Enumeration
Machine IP → 192.168.244.130
Nmap scan → nmap -A -Pn -p- -T4 -o nmap.txt 192.168.244.130
OS Detection → OSs: Unix, Linux; CPE: cpe:/o:linux:linux_kernel
Port | Service | Other details (if any) |
---|---|---|
21 | FTP | vsftpd 3.0.3 → Anonymous login allowed |
61000 | SSH | OpenSSH 7.9p1 Debian 10+deb10u2 (protocol 2.0) |
Exploitation
Looking at the anonymous ftp, there was a directory .hannah
inside which was an ssh key. Used this key for the user hannah
on the ssh server grants the shell as hannah
. This gave the user flag.
Privilege Escalation
Looked at the setuid binaries on the system, cpulimit
was the interesting one.
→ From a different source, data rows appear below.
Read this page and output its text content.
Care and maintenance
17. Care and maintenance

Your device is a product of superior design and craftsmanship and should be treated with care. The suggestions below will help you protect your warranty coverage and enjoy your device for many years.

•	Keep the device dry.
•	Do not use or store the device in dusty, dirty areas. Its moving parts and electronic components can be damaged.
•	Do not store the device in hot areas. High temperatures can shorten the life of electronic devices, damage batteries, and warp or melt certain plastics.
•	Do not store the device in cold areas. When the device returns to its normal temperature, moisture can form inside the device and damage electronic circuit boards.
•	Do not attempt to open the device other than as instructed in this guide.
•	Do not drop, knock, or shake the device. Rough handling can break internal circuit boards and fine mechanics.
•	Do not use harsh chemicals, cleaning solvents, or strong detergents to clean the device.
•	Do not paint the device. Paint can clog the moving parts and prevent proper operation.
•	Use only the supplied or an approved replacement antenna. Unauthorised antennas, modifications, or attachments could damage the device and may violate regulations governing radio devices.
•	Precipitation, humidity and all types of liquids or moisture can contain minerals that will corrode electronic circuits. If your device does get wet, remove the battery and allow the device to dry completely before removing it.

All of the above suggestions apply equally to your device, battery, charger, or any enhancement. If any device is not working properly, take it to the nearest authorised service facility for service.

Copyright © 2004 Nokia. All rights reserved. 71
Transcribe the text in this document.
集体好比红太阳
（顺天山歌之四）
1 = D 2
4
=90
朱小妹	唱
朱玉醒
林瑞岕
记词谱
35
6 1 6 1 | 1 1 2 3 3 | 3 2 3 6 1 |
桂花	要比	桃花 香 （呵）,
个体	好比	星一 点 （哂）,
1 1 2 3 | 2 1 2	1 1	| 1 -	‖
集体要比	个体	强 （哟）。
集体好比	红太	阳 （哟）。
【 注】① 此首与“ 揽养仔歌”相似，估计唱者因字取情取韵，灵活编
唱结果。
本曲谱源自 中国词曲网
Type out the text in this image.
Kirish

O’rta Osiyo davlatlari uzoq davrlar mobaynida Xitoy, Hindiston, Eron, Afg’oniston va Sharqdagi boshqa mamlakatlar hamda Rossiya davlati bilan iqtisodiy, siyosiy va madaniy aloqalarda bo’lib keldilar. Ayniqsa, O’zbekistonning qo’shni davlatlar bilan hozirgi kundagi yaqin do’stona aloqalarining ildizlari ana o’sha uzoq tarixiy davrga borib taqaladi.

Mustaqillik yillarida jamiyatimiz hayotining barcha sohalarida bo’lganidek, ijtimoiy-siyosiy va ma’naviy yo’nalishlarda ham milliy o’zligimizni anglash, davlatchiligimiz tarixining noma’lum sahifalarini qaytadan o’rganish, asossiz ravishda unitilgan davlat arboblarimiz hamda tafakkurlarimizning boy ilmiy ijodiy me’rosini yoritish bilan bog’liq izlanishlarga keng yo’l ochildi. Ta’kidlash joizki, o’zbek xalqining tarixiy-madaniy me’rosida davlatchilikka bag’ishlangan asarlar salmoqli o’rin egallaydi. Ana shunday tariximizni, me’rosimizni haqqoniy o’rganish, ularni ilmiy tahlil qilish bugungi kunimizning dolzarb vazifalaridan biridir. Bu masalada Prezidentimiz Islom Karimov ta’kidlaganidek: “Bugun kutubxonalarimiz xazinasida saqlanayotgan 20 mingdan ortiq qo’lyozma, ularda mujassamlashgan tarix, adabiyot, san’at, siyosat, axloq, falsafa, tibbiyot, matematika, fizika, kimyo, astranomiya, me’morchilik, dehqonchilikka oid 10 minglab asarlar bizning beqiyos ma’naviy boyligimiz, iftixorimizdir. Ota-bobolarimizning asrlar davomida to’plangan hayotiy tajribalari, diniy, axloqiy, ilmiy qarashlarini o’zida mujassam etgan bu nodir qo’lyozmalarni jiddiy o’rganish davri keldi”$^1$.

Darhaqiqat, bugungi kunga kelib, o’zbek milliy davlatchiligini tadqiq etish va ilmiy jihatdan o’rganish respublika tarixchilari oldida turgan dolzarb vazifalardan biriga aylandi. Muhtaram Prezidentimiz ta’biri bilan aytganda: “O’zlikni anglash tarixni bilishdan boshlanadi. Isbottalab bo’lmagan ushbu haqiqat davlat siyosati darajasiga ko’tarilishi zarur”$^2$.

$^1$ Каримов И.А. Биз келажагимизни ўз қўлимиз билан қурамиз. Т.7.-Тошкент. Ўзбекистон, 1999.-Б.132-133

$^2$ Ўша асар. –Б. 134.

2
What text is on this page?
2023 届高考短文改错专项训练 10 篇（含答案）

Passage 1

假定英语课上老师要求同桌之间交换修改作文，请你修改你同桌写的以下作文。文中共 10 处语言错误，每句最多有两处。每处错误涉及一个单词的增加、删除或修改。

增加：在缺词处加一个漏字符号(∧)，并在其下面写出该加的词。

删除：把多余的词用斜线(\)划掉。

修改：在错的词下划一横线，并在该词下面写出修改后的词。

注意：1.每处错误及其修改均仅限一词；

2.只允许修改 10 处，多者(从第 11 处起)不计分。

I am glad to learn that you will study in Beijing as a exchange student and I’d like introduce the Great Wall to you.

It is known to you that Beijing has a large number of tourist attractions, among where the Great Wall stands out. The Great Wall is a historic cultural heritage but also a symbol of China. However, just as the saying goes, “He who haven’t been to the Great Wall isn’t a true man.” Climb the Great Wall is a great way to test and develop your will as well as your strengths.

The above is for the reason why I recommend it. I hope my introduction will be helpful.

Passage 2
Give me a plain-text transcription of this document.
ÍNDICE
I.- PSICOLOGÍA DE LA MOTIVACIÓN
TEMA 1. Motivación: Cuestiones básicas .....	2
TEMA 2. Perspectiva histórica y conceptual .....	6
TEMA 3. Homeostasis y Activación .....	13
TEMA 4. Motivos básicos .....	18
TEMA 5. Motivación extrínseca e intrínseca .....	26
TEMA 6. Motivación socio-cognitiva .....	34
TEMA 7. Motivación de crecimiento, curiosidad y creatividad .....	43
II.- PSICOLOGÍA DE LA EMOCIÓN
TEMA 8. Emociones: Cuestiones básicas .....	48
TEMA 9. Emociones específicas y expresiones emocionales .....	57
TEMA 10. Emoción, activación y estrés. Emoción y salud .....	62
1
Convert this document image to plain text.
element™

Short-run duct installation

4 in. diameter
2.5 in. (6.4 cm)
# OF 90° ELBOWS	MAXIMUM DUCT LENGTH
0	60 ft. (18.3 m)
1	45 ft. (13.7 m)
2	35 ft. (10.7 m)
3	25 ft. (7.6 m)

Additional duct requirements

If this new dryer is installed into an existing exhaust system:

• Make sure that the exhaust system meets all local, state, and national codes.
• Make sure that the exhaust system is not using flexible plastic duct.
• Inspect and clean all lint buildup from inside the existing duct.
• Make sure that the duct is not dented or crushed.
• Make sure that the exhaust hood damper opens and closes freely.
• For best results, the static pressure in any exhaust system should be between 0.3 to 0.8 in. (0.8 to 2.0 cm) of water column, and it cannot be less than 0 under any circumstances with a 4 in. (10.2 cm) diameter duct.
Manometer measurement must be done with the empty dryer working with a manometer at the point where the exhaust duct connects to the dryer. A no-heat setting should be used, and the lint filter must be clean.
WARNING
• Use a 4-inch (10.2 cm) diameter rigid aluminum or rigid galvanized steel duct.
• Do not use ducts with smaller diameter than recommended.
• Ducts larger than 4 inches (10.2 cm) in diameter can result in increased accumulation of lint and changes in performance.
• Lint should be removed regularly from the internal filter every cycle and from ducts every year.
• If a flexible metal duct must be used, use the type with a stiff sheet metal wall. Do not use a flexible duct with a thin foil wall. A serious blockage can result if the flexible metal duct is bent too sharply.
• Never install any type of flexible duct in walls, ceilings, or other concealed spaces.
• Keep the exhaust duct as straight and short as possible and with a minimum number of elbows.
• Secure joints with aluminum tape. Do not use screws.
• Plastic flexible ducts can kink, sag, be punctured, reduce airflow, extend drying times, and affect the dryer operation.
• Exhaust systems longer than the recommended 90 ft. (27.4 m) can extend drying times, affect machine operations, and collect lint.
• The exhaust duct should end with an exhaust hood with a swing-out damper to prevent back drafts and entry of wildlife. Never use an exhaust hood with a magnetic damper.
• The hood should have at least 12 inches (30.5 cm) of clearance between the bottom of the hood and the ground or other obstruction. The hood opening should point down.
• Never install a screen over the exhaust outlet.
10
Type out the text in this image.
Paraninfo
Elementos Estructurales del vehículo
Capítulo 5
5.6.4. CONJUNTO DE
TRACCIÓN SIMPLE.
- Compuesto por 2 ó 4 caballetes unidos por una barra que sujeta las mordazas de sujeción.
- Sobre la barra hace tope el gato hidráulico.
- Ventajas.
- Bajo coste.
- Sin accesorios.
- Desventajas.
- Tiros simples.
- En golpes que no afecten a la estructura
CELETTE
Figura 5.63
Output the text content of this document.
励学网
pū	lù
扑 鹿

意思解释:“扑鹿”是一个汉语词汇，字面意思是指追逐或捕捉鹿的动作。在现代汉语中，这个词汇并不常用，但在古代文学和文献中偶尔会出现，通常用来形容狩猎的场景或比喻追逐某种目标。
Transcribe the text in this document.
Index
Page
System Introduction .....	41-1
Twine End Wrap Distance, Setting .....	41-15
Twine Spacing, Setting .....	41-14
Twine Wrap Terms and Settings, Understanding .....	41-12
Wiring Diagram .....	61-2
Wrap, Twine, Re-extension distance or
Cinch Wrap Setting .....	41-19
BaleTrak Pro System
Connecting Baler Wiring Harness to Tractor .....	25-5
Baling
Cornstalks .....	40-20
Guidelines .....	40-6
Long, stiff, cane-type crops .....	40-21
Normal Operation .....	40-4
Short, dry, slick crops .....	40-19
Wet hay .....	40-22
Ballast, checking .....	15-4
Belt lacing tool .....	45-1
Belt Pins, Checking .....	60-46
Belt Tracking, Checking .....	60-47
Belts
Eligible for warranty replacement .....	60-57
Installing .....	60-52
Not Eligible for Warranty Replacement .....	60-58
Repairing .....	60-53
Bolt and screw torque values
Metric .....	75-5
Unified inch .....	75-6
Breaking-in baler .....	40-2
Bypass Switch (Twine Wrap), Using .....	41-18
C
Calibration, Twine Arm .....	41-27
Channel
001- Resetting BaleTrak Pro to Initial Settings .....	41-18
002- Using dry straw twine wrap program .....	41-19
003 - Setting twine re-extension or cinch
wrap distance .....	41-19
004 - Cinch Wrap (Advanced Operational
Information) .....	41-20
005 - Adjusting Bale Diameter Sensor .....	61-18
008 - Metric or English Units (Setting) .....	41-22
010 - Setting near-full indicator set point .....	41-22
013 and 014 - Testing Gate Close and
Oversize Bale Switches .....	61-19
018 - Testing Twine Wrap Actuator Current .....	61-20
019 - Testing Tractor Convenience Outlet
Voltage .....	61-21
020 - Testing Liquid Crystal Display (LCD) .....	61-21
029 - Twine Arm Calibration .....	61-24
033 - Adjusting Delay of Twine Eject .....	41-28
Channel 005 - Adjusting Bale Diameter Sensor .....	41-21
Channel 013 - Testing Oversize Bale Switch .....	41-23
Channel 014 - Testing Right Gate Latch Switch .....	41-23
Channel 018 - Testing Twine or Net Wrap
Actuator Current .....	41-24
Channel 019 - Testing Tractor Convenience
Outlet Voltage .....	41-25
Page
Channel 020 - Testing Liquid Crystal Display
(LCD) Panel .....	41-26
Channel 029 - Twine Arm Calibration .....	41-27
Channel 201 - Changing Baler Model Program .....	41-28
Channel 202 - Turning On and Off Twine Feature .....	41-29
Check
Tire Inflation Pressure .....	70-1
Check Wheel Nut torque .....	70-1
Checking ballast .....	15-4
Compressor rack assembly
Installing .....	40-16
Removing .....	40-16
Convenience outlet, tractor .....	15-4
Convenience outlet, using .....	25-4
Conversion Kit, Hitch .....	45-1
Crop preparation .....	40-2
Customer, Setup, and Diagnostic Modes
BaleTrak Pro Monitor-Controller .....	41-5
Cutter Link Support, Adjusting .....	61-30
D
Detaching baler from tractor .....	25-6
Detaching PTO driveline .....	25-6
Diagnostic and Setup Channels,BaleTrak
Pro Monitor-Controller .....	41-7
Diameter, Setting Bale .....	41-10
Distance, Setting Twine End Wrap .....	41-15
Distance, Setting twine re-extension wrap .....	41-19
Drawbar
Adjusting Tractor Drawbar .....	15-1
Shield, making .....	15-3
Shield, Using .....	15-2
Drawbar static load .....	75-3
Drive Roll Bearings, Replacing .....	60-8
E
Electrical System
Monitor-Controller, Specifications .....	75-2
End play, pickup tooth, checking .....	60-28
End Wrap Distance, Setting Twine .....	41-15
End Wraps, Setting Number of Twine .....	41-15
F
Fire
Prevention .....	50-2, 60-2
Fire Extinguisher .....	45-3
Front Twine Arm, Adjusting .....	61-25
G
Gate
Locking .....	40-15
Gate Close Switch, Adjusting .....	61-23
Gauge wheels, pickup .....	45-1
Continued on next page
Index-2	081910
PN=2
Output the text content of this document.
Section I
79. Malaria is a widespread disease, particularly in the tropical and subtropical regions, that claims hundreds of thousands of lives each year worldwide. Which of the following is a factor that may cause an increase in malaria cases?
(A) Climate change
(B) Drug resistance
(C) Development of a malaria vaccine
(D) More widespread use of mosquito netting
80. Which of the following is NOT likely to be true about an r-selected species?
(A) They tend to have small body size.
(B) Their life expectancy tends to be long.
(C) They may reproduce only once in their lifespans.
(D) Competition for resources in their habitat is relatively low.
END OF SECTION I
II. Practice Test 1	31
It can be ised to spawn a shell with elevated privileges using command → cpulimit -l 50 -f /bin/bash
. However, with this, the program detects that the program being run has lower privileges, so bash drops the elevated privileges. Usually, bash has a flag -p
, the purpose of which, as stated in the man page of bash is →
1
2
3
If the shell is started with the effective user (group) id not equal to the
real user (group) id, and the -p option is not supplied, the effective user id
is set to the real user id. Otherwise, the effective user id is not reset.
Therefore, a privileged shell can be launched as follows → cpulimit -l 100 -f -- /bin/sh -p
. This gives the root shell and thus, the root flag.